“E apedrejaram a Estêvão que em invocação dizia: Senhor Jesus, recebe o meu espírito.” (Atos 7:59)
Estevão foi o primeiro a morrer como um mártir pela causa de Cristo; e ele parece assemelhar-se ao Salvador mais do que qualquer um que o seguiu posteriormente. Seu próprio rosto pareceu como o rosto de um anjo. Sua sabedoria irresistível em disputar com os judeus era muito semelhante à de Cristo; sua oração por seus inimigos em seu último suspiro quase com as mesmas palavras usadas pelo Salvador, e a recomendação de sua alma às mãos do Senhor Jesus, foi feita no mesmo espírito de confiança como aquela em que Cristo disse: “Pai, nas tuas mãos entrego o meu espírito” [Lucas 23:46]. Não pode haver dúvida de que foi ao olhar para Jesus ele se tornou, assim, semelhante a Cristo; e a última visão que ele teve de Cristo parece especialmente tê-lo dado a compostura celestial na morte, o que está muito acima do natural.
Duas coisas devem ser notadas: (1) Aquela era uma visão de Cristo à mão direita de Deus. (2) Aquela era uma visão de Cristo em pé. Cristo, estando à mão direita de Deus é mencionado dezesseis vezes na Bíblia; treze vezes Ele é descrito como sentado ali; duas vezes como estando ali; mas somente aqui Ele é mencionado como estando de pé. Isso parece ter produzido uma profunda e vívida impressão no espírito de Estevão, pois ele clama: “Eis que vejo os céus abertos, e o Filho do homem, que está em pé à mão direita de Deus”, então, com uma doce certeza de que as mãos de Cristo foram estendidas para recebê-lo, ele gritou, “Senhor Jesus, recebe o meu espírito”.
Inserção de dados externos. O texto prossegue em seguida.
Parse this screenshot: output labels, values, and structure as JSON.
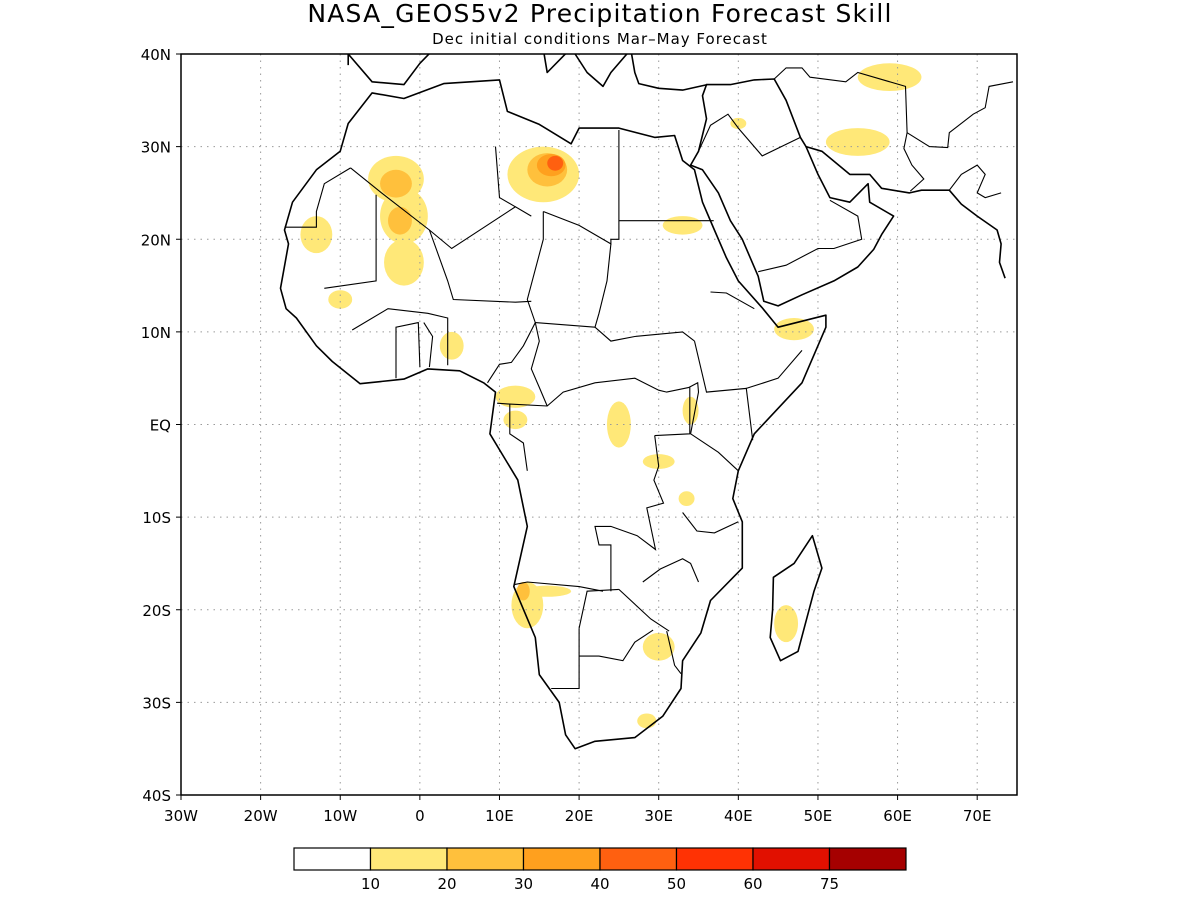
{
  "title": "NASA_GEOS5v2 Precipitation Forecast Skill",
  "subtitle": "Dec initial conditions  Mar–May Forecast",
  "chart_data": {
    "type": "heatmap",
    "title": "NASA_GEOS5v2 Precipitation Forecast Skill",
    "subtitle": "Dec initial conditions  Mar–May Forecast",
    "xlim": [
      -30,
      75
    ],
    "ylim": [
      -40,
      40
    ],
    "x_ticks": [
      {
        "value": -30,
        "label": "30W"
      },
      {
        "value": -20,
        "label": "20W"
      },
      {
        "value": -10,
        "label": "10W"
      },
      {
        "value": 0,
        "label": "0"
      },
      {
        "value": 10,
        "label": "10E"
      },
      {
        "value": 20,
        "label": "20E"
      },
      {
        "value": 30,
        "label": "30E"
      },
      {
        "value": 40,
        "label": "40E"
      },
      {
        "value": 50,
        "label": "50E"
      },
      {
        "value": 60,
        "label": "60E"
      },
      {
        "value": 70,
        "label": "70E"
      }
    ],
    "y_ticks": [
      {
        "value": 40,
        "label": "40N"
      },
      {
        "value": 30,
        "label": "30N"
      },
      {
        "value": 20,
        "label": "20N"
      },
      {
        "value": 10,
        "label": "10N"
      },
      {
        "value": 0,
        "label": "EQ"
      },
      {
        "value": -10,
        "label": "10S"
      },
      {
        "value": -20,
        "label": "20S"
      },
      {
        "value": -30,
        "label": "30S"
      },
      {
        "value": -40,
        "label": "40S"
      }
    ],
    "grid": true,
    "legend": {
      "placement": "bottom",
      "labels": [
        "10",
        "20",
        "30",
        "40",
        "50",
        "60",
        "75"
      ],
      "colors": [
        "#ffffff",
        "#ffe878",
        "#ffc03c",
        "#ffa01e",
        "#ff6010",
        "#ff3204",
        "#e11000",
        "#a50000"
      ]
    },
    "skill_regions": [
      {
        "lon": -3,
        "lat": 26.5,
        "rlon": 3.5,
        "rlat": 2.5,
        "level": 1
      },
      {
        "lon": -3,
        "lat": 26,
        "rlon": 2,
        "rlat": 1.5,
        "level": 2
      },
      {
        "lon": -2,
        "lat": 22.5,
        "rlon": 3,
        "rlat": 3,
        "level": 1
      },
      {
        "lon": -2.5,
        "lat": 22,
        "rlon": 1.5,
        "rlat": 1.5,
        "level": 2
      },
      {
        "lon": -13,
        "lat": 20.5,
        "rlon": 2,
        "rlat": 2,
        "level": 1
      },
      {
        "lon": -2,
        "lat": 17.5,
        "rlon": 2.5,
        "rlat": 2.5,
        "level": 1
      },
      {
        "lon": -10,
        "lat": 13.5,
        "rlon": 1.5,
        "rlat": 1,
        "level": 1
      },
      {
        "lon": 4,
        "lat": 8.5,
        "rlon": 1.5,
        "rlat": 1.5,
        "level": 1
      },
      {
        "lon": 15.5,
        "lat": 27,
        "rlon": 4.5,
        "rlat": 3,
        "level": 1
      },
      {
        "lon": 16,
        "lat": 27.5,
        "rlon": 2.5,
        "rlat": 1.8,
        "level": 2
      },
      {
        "lon": 16.5,
        "lat": 28,
        "rlon": 1.8,
        "rlat": 1.2,
        "level": 3
      },
      {
        "lon": 17,
        "lat": 28.2,
        "rlon": 1,
        "rlat": 0.8,
        "level": 4
      },
      {
        "lon": 33,
        "lat": 21.5,
        "rlon": 2.5,
        "rlat": 1,
        "level": 1
      },
      {
        "lon": 47,
        "lat": 10.3,
        "rlon": 2.5,
        "rlat": 1.2,
        "level": 1
      },
      {
        "lon": 55,
        "lat": 30.5,
        "rlon": 4,
        "rlat": 1.5,
        "level": 1
      },
      {
        "lon": 59,
        "lat": 37.5,
        "rlon": 4,
        "rlat": 1.5,
        "level": 1
      },
      {
        "lon": 12,
        "lat": 3,
        "rlon": 2.5,
        "rlat": 1.2,
        "level": 1
      },
      {
        "lon": 12,
        "lat": 0.5,
        "rlon": 1.5,
        "rlat": 1,
        "level": 1
      },
      {
        "lon": 25,
        "lat": 0,
        "rlon": 1.5,
        "rlat": 2.5,
        "level": 1
      },
      {
        "lon": 34,
        "lat": 1.5,
        "rlon": 1,
        "rlat": 1.5,
        "level": 1
      },
      {
        "lon": 30,
        "lat": -4,
        "rlon": 2,
        "rlat": 0.8,
        "level": 1
      },
      {
        "lon": 33.5,
        "lat": -8,
        "rlon": 1,
        "rlat": 0.8,
        "level": 1
      },
      {
        "lon": 13.5,
        "lat": -19.5,
        "rlon": 2,
        "rlat": 2.5,
        "level": 1
      },
      {
        "lon": 13,
        "lat": -18,
        "rlon": 0.8,
        "rlat": 1,
        "level": 2
      },
      {
        "lon": 30,
        "lat": -24,
        "rlon": 2,
        "rlat": 1.5,
        "level": 1
      },
      {
        "lon": 46,
        "lat": -21.5,
        "rlon": 1.5,
        "rlat": 2,
        "level": 1
      },
      {
        "lon": 16,
        "lat": -18,
        "rlon": 3,
        "rlat": 0.6,
        "level": 1
      },
      {
        "lon": 28.5,
        "lat": -32,
        "rlon": 1.2,
        "rlat": 0.8,
        "level": 1
      },
      {
        "lon": 40,
        "lat": 32.5,
        "rlon": 1,
        "rlat": 0.6,
        "level": 1
      }
    ]
  }
}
Doutrina. Uma vez que Cristo está à mão direita de Deus, e visto que Ele ergue-se para receber o crente moribundo, os crentes devem entregar o seu espírito ao Senhor Jesus.
I. Se Cristo está à destra de Deus, os pecados dos crentes devem estar perdoados, de forma que ele pode tranquilamente dizer: “Senhor Jesus, recebe o meu espírito”. Se o túmulo estivesse fechado sobre a cabeça de Cristo para sempre, se a pedra permanecesse na boca do sepulcro até hoje, então poderíamos muito bem estar em dúvida se Ele havia sofrido o suficiente no lugar dos pecadores. “E, se Cristo não ressuscitou, é vã a sua fé, e ainda permaneceis nos vossos pecados” [1 Coríntios 15:17]. Mas é verdade que Cristo está à destra de Deus? Então, a pedra foi revolvida do sepulcro. Deus O deixou sair livre da maldição que foi colocada sobre Ele. A justiça de Deus está bastante satisfeita. Se vocês vissem um criminoso colocado na prisão, e as portas da prisão se fecharem atrás dele, e se vocês nunca o vissem sair de novo, então vocês poderiam muito bem acreditar que ele ainda permanecia na prisão, e ainda suportando a justa sentença da lei; mas se vocês vissem as portas da prisão se abrirem, e o prisioneiro sair livre, se vocês o vissem andando em liberdade nas ruas, então vocês saberiam imediatamente que ele havia satisfeito a justiça de seu país, que ele havia sofrido tudo o que era necessário sofrer, que ele pagou o último centavo.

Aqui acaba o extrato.